Taking a nameless jab at the current leadership, Sanders said he could not believe that the same “oligarchic societies, places where the economic and political life of the nation were controlled by a handful of very wealthy people” is the same direction in which the United States is moving. “That is precisely, in my view, what is happening today. Today, in America, the top one-tenth of one percent owns almost as much wealth as the bottom 90 percent,” he said.

He added that today, “in a broken criminal justice system, we have more people in jail than any other country on earth. And those people are disproportionately black, Latino, and Native American.”

Railing against the nation’s highest earners, he said, “The very, very rich are getting richer, and they get tax breaks. The working class and the middle class, they are suffering and they are seeing drastic cuts in life and death programs that could mean survival or not survival for those families.”

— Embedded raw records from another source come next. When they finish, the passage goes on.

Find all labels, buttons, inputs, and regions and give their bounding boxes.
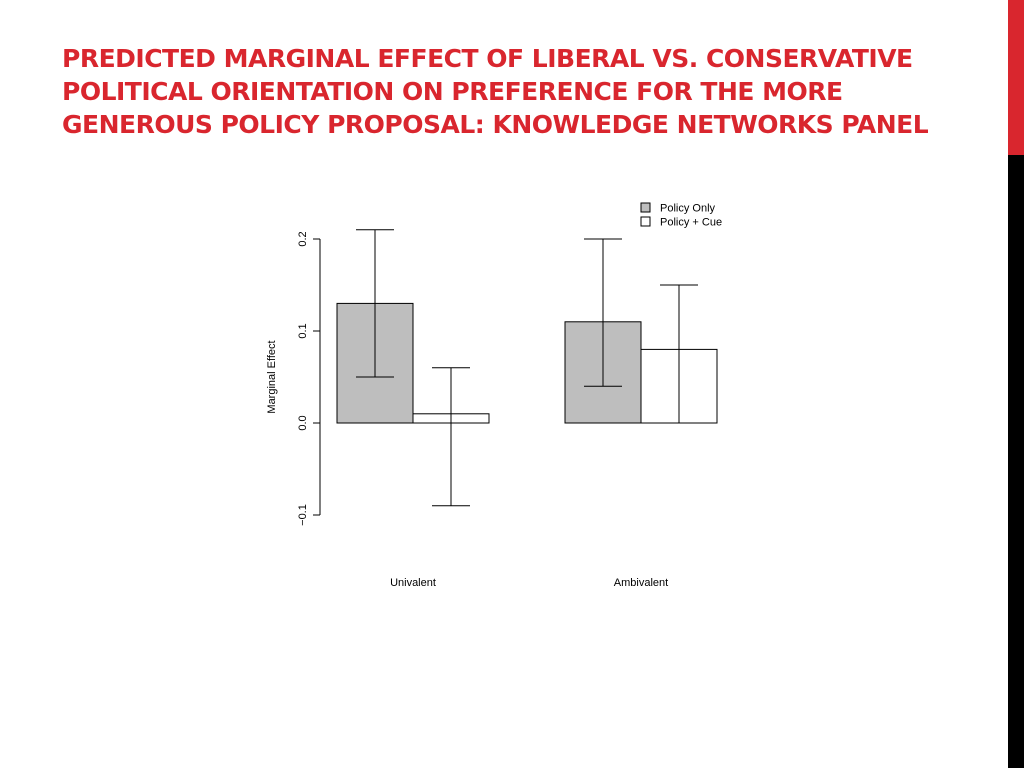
bar-chart: −0.1 0.0 0.1 0.2 Marginal Effect Univalent Am… <box>266 202 722 589</box>
accent-bar-black <box>1008 155 1024 768</box>
slide-title: Predicted Marginal Effect of Liberal vs.… <box>62 44 929 139</box>
legend-label-1: Policy + Cue <box>660 217 722 229</box>
legend-swatch-1 <box>640 216 651 227</box>
category-label: Ambivalent <box>614 577 668 589</box>
y-tick-label: −0.1 <box>297 504 309 526</box>
legend-swatch-0 <box>640 202 651 213</box>
category-label: Univalent <box>390 577 436 589</box>
y-tick-label: 0.1 <box>297 323 309 338</box>
y-tick-label: 0.2 <box>297 231 309 246</box>
y-tick-label: 0.0 <box>297 415 309 430</box>
accent-bar-red <box>1008 0 1024 155</box>
y-axis-label: Marginal Effect <box>266 340 278 413</box>
legend-label-0: Policy Only <box>660 203 716 215</box>
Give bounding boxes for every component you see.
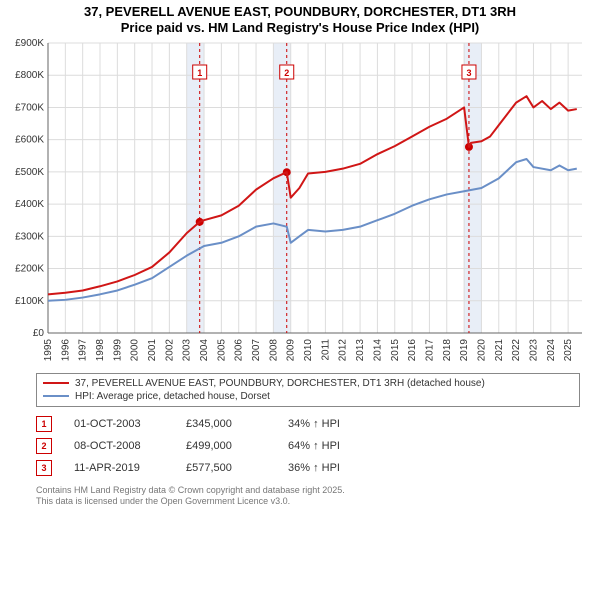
sale-delta: 64% ↑ HPI	[288, 440, 378, 452]
svg-text:£400K: £400K	[15, 199, 44, 210]
svg-text:£900K: £900K	[15, 38, 44, 49]
svg-text:2006: 2006	[234, 338, 245, 361]
svg-text:2003: 2003	[182, 338, 193, 361]
sale-row: 3 11-APR-2019 £577,500 36% ↑ HPI	[36, 457, 580, 479]
sale-date: 08-OCT-2008	[74, 440, 164, 452]
sale-price: £577,500	[186, 462, 266, 474]
legend-swatch	[43, 382, 69, 384]
footer: Contains HM Land Registry data © Crown c…	[36, 485, 580, 508]
svg-text:2002: 2002	[164, 338, 175, 361]
svg-text:2021: 2021	[494, 338, 505, 361]
svg-text:2001: 2001	[147, 338, 158, 361]
svg-text:2019: 2019	[459, 338, 470, 361]
svg-text:1997: 1997	[78, 338, 89, 361]
sale-marker: 2	[36, 438, 52, 454]
sale-date: 11-APR-2019	[74, 462, 164, 474]
svg-text:2020: 2020	[476, 338, 487, 361]
sale-price: £345,000	[186, 418, 266, 430]
legend-row: 37, PEVERELL AVENUE EAST, POUNDBURY, DOR…	[43, 377, 573, 390]
svg-text:£700K: £700K	[15, 102, 44, 113]
sale-date: 01-OCT-2003	[74, 418, 164, 430]
svg-text:2013: 2013	[355, 338, 366, 361]
svg-text:2007: 2007	[251, 338, 262, 361]
svg-text:1999: 1999	[112, 338, 123, 361]
svg-text:£600K: £600K	[15, 134, 44, 145]
svg-text:2011: 2011	[320, 338, 331, 360]
sale-row: 2 08-OCT-2008 £499,000 64% ↑ HPI	[36, 435, 580, 457]
sale-marker: 1	[36, 416, 52, 432]
svg-text:2023: 2023	[528, 338, 539, 361]
sale-row: 1 01-OCT-2003 £345,000 34% ↑ HPI	[36, 413, 580, 435]
sales-table: 1 01-OCT-2003 £345,000 34% ↑ HPI 2 08-OCT-200…	[36, 413, 580, 479]
legend: 37, PEVERELL AVENUE EAST, POUNDBURY, DOR…	[36, 373, 580, 407]
legend-row: HPI: Average price, detached house, Dors…	[43, 390, 573, 403]
footer-line-2: This data is licensed under the Open Gov…	[36, 496, 580, 507]
legend-label: HPI: Average price, detached house, Dors…	[75, 391, 270, 402]
svg-text:£100K: £100K	[15, 295, 44, 306]
svg-text:2000: 2000	[130, 338, 141, 361]
svg-text:2005: 2005	[216, 338, 227, 361]
svg-text:1998: 1998	[95, 338, 106, 361]
svg-text:£800K: £800K	[15, 70, 44, 81]
svg-text:2022: 2022	[511, 338, 522, 361]
chart-svg: £0 £100K £200K £300K £400K £500K £600K £700K £80…	[12, 37, 588, 367]
svg-text:2010: 2010	[303, 338, 314, 361]
sale-delta: 34% ↑ HPI	[288, 418, 378, 430]
svg-text:1996: 1996	[60, 338, 71, 361]
legend-label: 37, PEVERELL AVENUE EAST, POUNDBURY, DOR…	[75, 378, 485, 389]
svg-text:£300K: £300K	[15, 231, 44, 242]
sale-price: £499,000	[186, 440, 266, 452]
svg-text:2016: 2016	[407, 338, 418, 361]
svg-text:3: 3	[466, 68, 471, 78]
svg-text:£200K: £200K	[15, 263, 44, 274]
svg-text:2015: 2015	[390, 338, 401, 361]
svg-text:2009: 2009	[286, 338, 297, 361]
svg-text:£0: £0	[33, 328, 45, 339]
chart-plot: £0 £100K £200K £300K £400K £500K £600K £700K £80…	[12, 37, 588, 367]
chart-title-block: 37, PEVERELL AVENUE EAST, POUNDBURY, DOR…	[0, 0, 600, 37]
svg-text:2018: 2018	[442, 338, 453, 361]
svg-text:2004: 2004	[199, 338, 210, 361]
legend-swatch	[43, 395, 69, 397]
svg-text:2014: 2014	[372, 338, 383, 361]
svg-text:1995: 1995	[43, 338, 54, 361]
svg-text:2024: 2024	[546, 338, 557, 361]
title-line-2: Price paid vs. HM Land Registry's House …	[0, 20, 600, 36]
svg-text:2008: 2008	[268, 338, 279, 361]
footer-line-1: Contains HM Land Registry data © Crown c…	[36, 485, 580, 496]
title-line-1: 37, PEVERELL AVENUE EAST, POUNDBURY, DOR…	[0, 4, 600, 20]
svg-text:2012: 2012	[338, 338, 349, 361]
sale-marker: 3	[36, 460, 52, 476]
svg-text:2017: 2017	[424, 338, 435, 361]
chart-container: { "title": { "line1": "37, PEVERELL AVEN…	[0, 0, 600, 590]
svg-text:2025: 2025	[563, 338, 574, 361]
sale-delta: 36% ↑ HPI	[288, 462, 378, 474]
svg-text:£500K: £500K	[15, 166, 44, 177]
svg-text:1: 1	[197, 68, 202, 78]
svg-text:2: 2	[284, 68, 289, 78]
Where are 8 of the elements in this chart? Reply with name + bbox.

Sanders closed by saying, “Think big, not small, and help us create the nation that we can become.”

Prior to his talk, Senate Minority Leader Charles Schumer (D-NY) acknowledged Sanders as “a great senator and a great leader” and announced his “class gift” by reminding students that he wrote a law several years ago that allows students or parents to receive a tax credit if they earn less than $200,000 a year.

Schumer and Sanders are both alumnus of James Madison High School in Brooklyn, New York:

If you’re poor, the federal government helps you out. That’s a good thing. But what about the middle class? So a few years ago, I wrote a law that states you or your parents, whoever pays for graduate school, can take as a full tax credit $2,500 off your federal taxes to help defray the cost of tuition provided — in Washington, there’s always a “provided” — provided, your family income is lower than $200,000 a year. So for those of you who come from families that make below $200,000, make sure you or mom or dad takes that credit… . Now, what happens if you come from a family that makes above $200,000 a year? God bless you.

There are no tax write-offs for those families, Schumer made clear.